Le 26 avril 2015, les premières manifestations populaires pour s’opposer à l’annonce du président burundais de briguer un troisième mandat étaient réprimées dans le sang. Cette répression marquait le début d’un cycle de violences conduisant progressivement à une campagne d’élimination systématique des opposants, supposés et réels . En deux ans, plus de 1 200 personnes auraient été tuées, entre 400 et 900 auraient été victimes de disparitions forcées, plusieurs centaines voire des milliers auraient été torturées, plus de 10 000 seraient encore détenues arbitrairement. On compte aujourd’hui plus de 400 000 personnes réfugiées dans les pays voisins. Ces violations, dont certaines pourraient relever de crimes internationaux, demeurent largement impunies.
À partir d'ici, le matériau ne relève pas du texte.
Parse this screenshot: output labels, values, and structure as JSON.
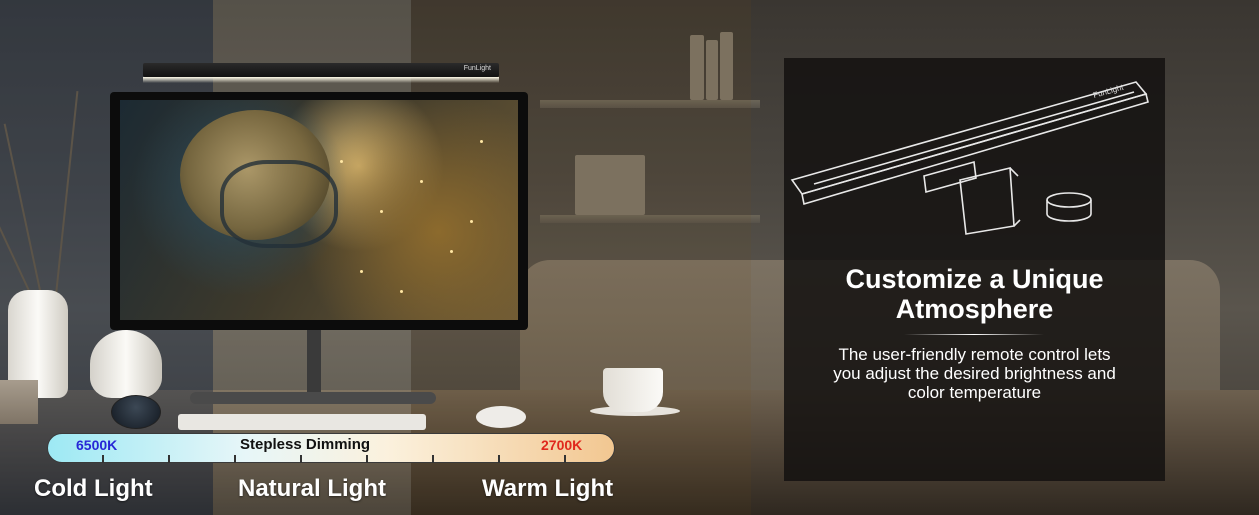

En novembre 2016, la FIDH et la Ligue ITEKA publiaient un rapport, fruit d’une enquête de terrain, alertant sur « les dynamiques génocidaires » de la répression en cours [1]. Alors qu’il est désormais quasi-impossible aux observateurs indépendants – ONG et journalistes notamment – d’accéder au pays, le rapport publié aujourd’hui dresse un constat alarmant des évolutions des derniers mois.
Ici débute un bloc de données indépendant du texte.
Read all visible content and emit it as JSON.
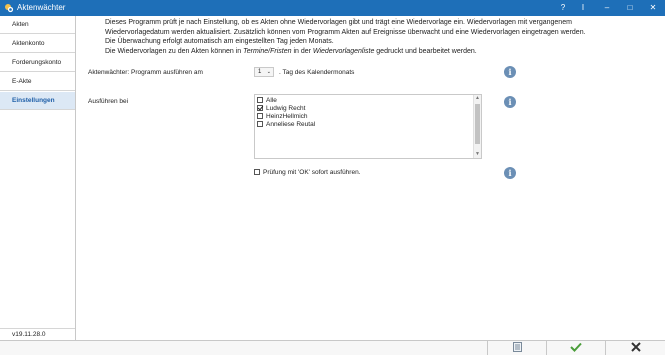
{
  "window": {
    "title": "Aktenwächter",
    "controls": [
      "?",
      "I",
      "–",
      "□",
      "✕"
    ]
  },
  "sidebar": {
    "items": [
      {
        "label": "Akten",
        "active": false
      },
      {
        "label": "Aktenkonto",
        "active": false
      },
      {
        "label": "Forderungskonto",
        "active": false
      },
      {
        "label": "E-Akte",
        "active": false
      },
      {
        "label": "Einstellungen",
        "active": true
      }
    ],
    "version": "v19.11.28.0"
  },
  "intro": {
    "line1": "Dieses Programm prüft je nach Einstellung, ob es Akten ohne Wiedervorlagen gibt und trägt eine Wiedervorlage ein. Wiedervorlagen mit vergangenem",
    "line2": "Wiedervorlagedatum werden aktualisiert. Zusätzlich können vom Programm Akten auf Ereignisse überwacht und eine Wiedervorlagen eingetragen werden.",
    "line3": "Die Überwachung erfolgt automatisch am eingestellten Tag jeden Monats.",
    "line4_pre": "Die Wiedervorlagen zu den Akten können in ",
    "line4_em1": "Termine/Fristen",
    "line4_mid": " in der ",
    "line4_em2": "Wiedervorlagenliste",
    "line4_post": " gedruckt und bearbeitet werden."
  },
  "schedule": {
    "label": "Aktenwächter: Programm ausführen am",
    "day_value": "1",
    "suffix": ". Tag des Kalendermonats"
  },
  "execute_for": {
    "label": "Ausführen bei",
    "options": [
      {
        "label": "Alle",
        "checked": false
      },
      {
        "label": "Ludwig Recht",
        "checked": true
      },
      {
        "label": "HeinzHellmich",
        "checked": false
      },
      {
        "label": "Anneliese Reutal",
        "checked": false
      }
    ]
  },
  "immediate": {
    "label": "Prüfung mit 'OK' sofort ausführen.",
    "checked": false
  },
  "footer": {
    "buttons": [
      "list-icon",
      "ok-check-icon",
      "cancel-x-icon"
    ]
  },
  "colors": {
    "titlebar": "#1e6fb8",
    "active_nav": "#dce8f5",
    "info_icon": "#6b8fb5",
    "ok_green": "#4a9d3a"
  }
}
Toutes les composantes de l’appareil d’État et de la société civile sont soumises aux mêmes dynamiques répressives, orchestrées par un régime obsédé par la conservation du pouvoir à tout prix. Le paysage politique s’est resserré autour d’un parti unique, le CNDD-FDD, devenu un parti exaltant un discours de plus en plus guerrier et paranoïaque. Les médias indépendants sont censurés ou bloqués. Les opposants politiques sont systématiquement traqués, persécutés, fréquemment assassinés. Les défenseurs des droits humains et les journalistes indépendants muselés. L’armée est l’objet d’une campagne de purge et d’élimination exacerbant les tensions politico-ethniques au sein de ce corps profondément divisé.
La milice Imbonerakure, dont le rôle dans la répression s’est considérablement accru, demeure le fer de lance du régime. La récente divulgation de vidéos en avril et mai 2017 montrant des dizaines de ses membres entonnant des chants appelant au viol des opposantes a, pour une fois, été médiatisée. Toutefois, le rapport démontre qu’il ne s’agissait pas d’appels isolés, mais d’exemples parmi d’autres de la radicalisation idéologique de cette milice. Ce conditionnement est de plus couplé à un entraînement, une militarisation et une structuration qui semblent s’accroître. Une loi votée par l’Assemblée nationale en décembre 2016 pourrait leur conférer le statut de forces de réserve alors même que cette milice serait aujourd’hui responsable de graves violations (meurtres, viols, disparitions forcées, torture notamment) qui pourraient relever de crimes internationaux.
Dans ce contexte, nos organisations appellent la communauté internationale à prendre la mesure de la gravité de la situation prévalant au Burundi. Nos organisations appellent la Cour pénale internationale à ouvrir, dans les plus brefs délais, une enquête sur les crimes de sa compétence commis au Burundi depuis avril 2015, afin d’identifier et poursuivre leurs principaux auteurs, de prévenir ainsi de nouveaux crimes et de donner aux victimes justice et réparation. Nos organisations demandent également à l’Union africaine et aux Nations unies de coordonner leurs efforts pour :
• mettre en œuvre un mécanisme de protection des populations civiles, conformément aux recommandations du présent rapport ;
• relancer le processus de dialogue politique – au point mort depuis deux ans – ;
• imposer un embargo sur les armes ;
• adopter de nouvelles sanctions individuelles à l’encontre des responsables burundais et de tout individu contribuant aux violences et/ou entravant la reprise du processus de dialogue politique.